Chameleon in a Mirror Read online

Page 16


  Caesar's voice rose dramatically. “Will you, I ask, suffer the lash at such hands?” There was an almost imperceptible moment of silence, in which his voice seemed to echo back from the wall of the jungle along the edges of the clearing. Then the spell was over, and Caesar's audience arose in an irregular, dark wave.

  “No!”

  Clemene took up the bow and arrows, a gift from an Indian trader, and turned to the father of her child, impatient to carry out their plan of escape. “Come. The others await.”

  “Is that all you would take?” Caesar asked.

  “We must travel fast if we are to flee the colorless ones,” Clemene said shortly. Caesar nodded.

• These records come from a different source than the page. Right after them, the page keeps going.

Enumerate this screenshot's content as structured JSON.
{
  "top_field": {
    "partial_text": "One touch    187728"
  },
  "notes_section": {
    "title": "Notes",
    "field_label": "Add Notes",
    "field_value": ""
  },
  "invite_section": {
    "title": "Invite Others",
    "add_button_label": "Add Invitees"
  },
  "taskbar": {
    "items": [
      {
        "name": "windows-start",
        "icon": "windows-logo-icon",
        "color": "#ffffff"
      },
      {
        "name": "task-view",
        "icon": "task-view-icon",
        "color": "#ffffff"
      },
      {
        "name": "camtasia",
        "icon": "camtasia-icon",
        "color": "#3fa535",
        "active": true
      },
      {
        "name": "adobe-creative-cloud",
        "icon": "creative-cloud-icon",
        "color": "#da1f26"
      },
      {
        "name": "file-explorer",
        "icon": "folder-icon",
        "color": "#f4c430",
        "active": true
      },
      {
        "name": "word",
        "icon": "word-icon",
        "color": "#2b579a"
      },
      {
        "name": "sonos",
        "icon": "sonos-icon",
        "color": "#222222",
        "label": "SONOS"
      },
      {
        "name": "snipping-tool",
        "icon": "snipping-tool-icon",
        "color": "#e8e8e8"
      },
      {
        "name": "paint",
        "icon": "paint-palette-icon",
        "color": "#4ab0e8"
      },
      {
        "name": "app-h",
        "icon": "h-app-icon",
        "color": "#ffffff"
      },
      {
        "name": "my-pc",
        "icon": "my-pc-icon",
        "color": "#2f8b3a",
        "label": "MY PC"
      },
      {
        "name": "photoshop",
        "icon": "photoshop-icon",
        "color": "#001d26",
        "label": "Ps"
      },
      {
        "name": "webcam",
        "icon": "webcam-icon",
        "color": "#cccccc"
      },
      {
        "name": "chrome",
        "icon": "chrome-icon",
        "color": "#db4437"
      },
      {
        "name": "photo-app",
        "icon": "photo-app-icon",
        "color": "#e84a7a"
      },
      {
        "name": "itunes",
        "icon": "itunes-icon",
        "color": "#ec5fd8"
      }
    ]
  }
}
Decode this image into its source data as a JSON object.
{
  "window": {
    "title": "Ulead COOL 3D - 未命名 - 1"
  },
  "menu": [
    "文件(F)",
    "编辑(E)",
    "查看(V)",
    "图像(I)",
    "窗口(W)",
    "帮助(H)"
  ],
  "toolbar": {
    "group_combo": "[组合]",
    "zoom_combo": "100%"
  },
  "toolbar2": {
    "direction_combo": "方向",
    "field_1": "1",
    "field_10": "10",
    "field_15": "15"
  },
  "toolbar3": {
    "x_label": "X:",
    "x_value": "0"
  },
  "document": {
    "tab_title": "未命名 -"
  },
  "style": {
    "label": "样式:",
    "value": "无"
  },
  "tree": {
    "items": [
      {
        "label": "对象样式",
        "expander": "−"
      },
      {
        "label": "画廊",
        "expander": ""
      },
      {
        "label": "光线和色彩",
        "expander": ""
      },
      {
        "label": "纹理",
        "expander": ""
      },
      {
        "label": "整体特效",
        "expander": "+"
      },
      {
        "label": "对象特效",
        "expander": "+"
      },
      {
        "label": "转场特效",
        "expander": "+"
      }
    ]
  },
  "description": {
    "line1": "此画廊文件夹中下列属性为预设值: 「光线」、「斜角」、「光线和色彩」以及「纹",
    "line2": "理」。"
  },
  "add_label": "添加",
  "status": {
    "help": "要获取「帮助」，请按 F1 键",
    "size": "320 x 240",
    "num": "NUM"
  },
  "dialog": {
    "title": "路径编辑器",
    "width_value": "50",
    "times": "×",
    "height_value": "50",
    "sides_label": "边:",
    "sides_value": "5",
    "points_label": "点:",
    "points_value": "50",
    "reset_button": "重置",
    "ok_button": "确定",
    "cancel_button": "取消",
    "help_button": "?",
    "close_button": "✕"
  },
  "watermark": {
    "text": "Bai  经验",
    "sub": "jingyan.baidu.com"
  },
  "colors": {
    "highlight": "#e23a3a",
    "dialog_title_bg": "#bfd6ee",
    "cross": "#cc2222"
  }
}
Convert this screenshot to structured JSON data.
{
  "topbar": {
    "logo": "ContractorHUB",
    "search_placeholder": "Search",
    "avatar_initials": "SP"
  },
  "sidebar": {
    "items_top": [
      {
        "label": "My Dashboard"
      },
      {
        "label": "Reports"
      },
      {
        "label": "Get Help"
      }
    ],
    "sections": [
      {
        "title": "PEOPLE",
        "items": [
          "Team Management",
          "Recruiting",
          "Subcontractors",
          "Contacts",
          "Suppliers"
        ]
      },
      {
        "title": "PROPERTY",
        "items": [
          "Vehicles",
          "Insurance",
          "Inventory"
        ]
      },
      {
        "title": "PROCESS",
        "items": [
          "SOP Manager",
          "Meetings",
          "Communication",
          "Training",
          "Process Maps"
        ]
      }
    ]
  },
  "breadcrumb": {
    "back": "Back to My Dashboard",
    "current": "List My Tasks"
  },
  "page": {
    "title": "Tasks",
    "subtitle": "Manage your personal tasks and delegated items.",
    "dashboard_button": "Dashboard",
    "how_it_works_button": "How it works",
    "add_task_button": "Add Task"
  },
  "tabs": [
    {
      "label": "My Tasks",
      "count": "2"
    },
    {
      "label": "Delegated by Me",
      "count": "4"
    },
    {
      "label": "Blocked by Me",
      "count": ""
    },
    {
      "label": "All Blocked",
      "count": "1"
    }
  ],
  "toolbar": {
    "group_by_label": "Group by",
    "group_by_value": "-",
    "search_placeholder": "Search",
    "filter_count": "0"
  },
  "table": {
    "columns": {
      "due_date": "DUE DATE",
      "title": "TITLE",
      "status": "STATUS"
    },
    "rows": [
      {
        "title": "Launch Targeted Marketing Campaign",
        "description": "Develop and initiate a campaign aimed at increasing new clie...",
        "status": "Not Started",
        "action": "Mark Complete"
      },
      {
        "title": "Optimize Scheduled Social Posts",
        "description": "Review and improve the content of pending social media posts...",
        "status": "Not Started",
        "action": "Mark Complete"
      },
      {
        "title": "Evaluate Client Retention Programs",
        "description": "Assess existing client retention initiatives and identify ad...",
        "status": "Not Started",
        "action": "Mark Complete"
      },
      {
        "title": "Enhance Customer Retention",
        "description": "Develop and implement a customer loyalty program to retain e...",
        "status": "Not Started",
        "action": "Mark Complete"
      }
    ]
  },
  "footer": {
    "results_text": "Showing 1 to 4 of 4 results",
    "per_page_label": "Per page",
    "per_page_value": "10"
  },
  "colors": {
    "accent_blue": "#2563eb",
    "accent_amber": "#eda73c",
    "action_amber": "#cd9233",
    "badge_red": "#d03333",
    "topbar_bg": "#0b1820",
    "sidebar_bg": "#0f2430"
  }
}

  When they arrived at the dark clearing where the others were gathered, Clemene's courage almost failed her. The slaves of Parham had little in the way of possessions, but what they had, they brought. Blankets, pots, clothing, all were knotted together and slung over backs and hips. And then there were the small children and the babies, whimpering at being dragged out of their beds. Clemene's hand sought her rounding belly. However this adventure ended, she swore that her child would not be born in slavery.

  Tuscan arrived with the raiding party, leading two mules with fully laden supply carts.

  “I see you were successful?” Caesar said with a grin.

  Tuscan grinned back. “No problem. The beasts at least are our friends.”

  With the moon full and the Indian guide Tiguamy leading them, Clemene had hoped they would be able to move quickly. But not only were they burdened by too much baggage, they also had the density of the jungle to compete with. They had to hack away the vegetation before them as they marched, leaving a trail of destruction in their wake. Tiguamy showed them how to wield the evil-looking machete, up and down and back and forth, slicing through undergrowth and bushes, but it was hard work. By dawn they had only covered half the distance they'd hoped. The advance guard was tired; the children were tired; those burdened with them were tired.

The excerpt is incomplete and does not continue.